Roland Garros
Djokovic : "Je me suis compliqué la vie"

Vainqueur de Marin Cilic en quatre sets, Novak Djokovic a reconnu qu'il avait vécu un match difficile sur le court Suzanne Lenglen ce vendredi. Le Serbe évoque également sa collaboration avec Boris Becker et la difficulté d'affronter Rafael Nadal sur terre battue.

Comment t'es-tu senti sur le court aujourd'hui ?
Très bien dans les deux premiers sets. Au début du 3e, j'ai eu des occasions de le breaker, et j'aurais ainsi pu finir le match en trois. Mais je ne les ai pas saisies et il a commencé à mieux jouer. Je me suis aussi compliqué la vie dans le 4e set, en le laissant revenir. Bref, c'était un match difficile pour différents aspects, notamment sur le plan physique où il m'a fait travailler dur parce qu'il a été très agressif. Il retournait bien aussi, m'agressait sur mes secondes balles. Il essayait vraiment de dominer les rallies. Ce n'était pas simple, d'autant plus que lorsque vous commencez à être un peu plus passif, vous perdez un peu confiance en vos coups d'attaque. Mais bon, j'ai tenu mes nerfs et je suis très content d'être passé.

C'était votre premier match sur le Lenglen cette année. Est-il très différent du Central ?
Oui il est différent, d'abord parce qu'il est plus rapide. Cela avantage les serveurs comme Marin (Cilic) et les joueurs qui ont un jeu agressif. Ensuite, il est un peu plus glissant que le Central.
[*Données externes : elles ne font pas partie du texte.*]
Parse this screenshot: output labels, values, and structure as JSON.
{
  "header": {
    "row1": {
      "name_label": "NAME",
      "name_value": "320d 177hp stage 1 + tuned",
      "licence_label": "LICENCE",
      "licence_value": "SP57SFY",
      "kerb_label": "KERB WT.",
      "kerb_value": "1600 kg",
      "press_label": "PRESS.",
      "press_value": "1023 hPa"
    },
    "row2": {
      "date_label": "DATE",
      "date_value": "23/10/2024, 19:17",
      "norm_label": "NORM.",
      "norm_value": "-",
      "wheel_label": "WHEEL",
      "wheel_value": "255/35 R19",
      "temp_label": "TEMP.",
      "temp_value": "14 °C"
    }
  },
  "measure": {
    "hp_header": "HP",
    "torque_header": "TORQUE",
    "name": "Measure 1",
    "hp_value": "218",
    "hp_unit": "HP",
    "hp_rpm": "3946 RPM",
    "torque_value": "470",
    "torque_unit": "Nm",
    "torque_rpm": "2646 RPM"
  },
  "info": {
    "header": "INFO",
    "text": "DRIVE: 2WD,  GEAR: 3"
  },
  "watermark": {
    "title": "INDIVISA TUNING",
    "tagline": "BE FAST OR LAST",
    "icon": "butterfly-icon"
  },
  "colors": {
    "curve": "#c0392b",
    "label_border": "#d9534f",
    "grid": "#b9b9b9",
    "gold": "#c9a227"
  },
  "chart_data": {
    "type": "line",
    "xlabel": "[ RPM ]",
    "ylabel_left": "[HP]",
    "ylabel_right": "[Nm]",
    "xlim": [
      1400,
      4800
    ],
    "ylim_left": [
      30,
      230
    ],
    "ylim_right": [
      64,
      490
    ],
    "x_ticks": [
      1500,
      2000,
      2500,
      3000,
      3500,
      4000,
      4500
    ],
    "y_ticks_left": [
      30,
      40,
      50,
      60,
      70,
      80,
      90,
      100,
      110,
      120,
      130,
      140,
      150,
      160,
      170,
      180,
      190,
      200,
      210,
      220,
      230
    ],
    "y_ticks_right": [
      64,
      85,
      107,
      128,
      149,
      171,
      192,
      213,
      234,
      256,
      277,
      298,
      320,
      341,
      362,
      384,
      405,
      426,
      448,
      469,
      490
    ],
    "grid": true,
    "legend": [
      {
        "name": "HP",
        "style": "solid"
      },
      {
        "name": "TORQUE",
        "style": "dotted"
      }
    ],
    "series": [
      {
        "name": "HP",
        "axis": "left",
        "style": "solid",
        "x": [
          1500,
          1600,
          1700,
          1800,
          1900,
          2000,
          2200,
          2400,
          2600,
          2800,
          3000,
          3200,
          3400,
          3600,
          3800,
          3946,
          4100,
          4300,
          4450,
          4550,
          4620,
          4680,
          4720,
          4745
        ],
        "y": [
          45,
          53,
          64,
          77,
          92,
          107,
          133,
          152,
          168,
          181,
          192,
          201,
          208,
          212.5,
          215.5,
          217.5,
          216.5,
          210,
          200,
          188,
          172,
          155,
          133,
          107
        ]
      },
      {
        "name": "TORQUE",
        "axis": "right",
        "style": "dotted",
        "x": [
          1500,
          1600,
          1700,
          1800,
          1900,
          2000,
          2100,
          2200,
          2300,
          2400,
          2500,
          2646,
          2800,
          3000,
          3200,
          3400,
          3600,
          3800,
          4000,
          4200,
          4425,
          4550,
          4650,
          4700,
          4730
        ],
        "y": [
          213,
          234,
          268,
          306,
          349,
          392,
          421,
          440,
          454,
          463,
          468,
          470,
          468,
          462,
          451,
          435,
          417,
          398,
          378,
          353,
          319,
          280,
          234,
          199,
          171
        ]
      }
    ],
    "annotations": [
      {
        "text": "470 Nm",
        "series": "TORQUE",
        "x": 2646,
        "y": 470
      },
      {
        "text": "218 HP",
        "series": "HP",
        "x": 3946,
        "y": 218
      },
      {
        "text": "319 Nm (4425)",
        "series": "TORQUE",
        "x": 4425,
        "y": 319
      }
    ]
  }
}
Et puis je crois aussi que d'un point de vue purement qualitatif, le Lenglen est un peu meilleur que le Central cette année. En tout cas, j'ai trouvé que c'était un super match. J'ai apprécié en être un des acteurs et j'espère que le public s'est fait plaisir également.

Dominic Thiem a dit que vous étiez le seul joueur capable de vraiment challenger Nadal sur terre battue. Qu'en pensez-vous ?
Je ne pense pas être le seul. D'autres joueurs sont capables de le battre et l'ont notamment prouvé cette année, comme David Ferrer. Après, Roland Garros est le tournoi qu'il préfère, il n'a perdu qu'une fois ici dans toute sa carrière. C'est le meilleur joueur de l'histoire de ce tournoi, tous les joueurs le savent. Mais cela ne veut pas dire qu'il faut entrer sur le court contre lui avec un drapeau blanc. Il faut y aller pour gagner.

Pouvez-vous nous parler de l'apport de Boris Becker pour vous et votre équipe ?
Sa présence veut dire beaucoup pour moi. Avoir une telle légende, une telle personnalité qui a marqué l'histoire de notre sport présente sur le circuit, je trouve que ça apporte beaucoup de choses au tennis. Quant à notre collaboration, je commence vraiment à en ressentir les bienfaits. Cela a pris un peu de temps à se mettre en place, le temps qu'on apprenne à se connaître. Marjan (son autre coach) et lui apportent chacun leur propre contribution et ils ont tous deux un vrai impact sur moi jeu. Cela fonctionne donc très bien et j'en suis ravi.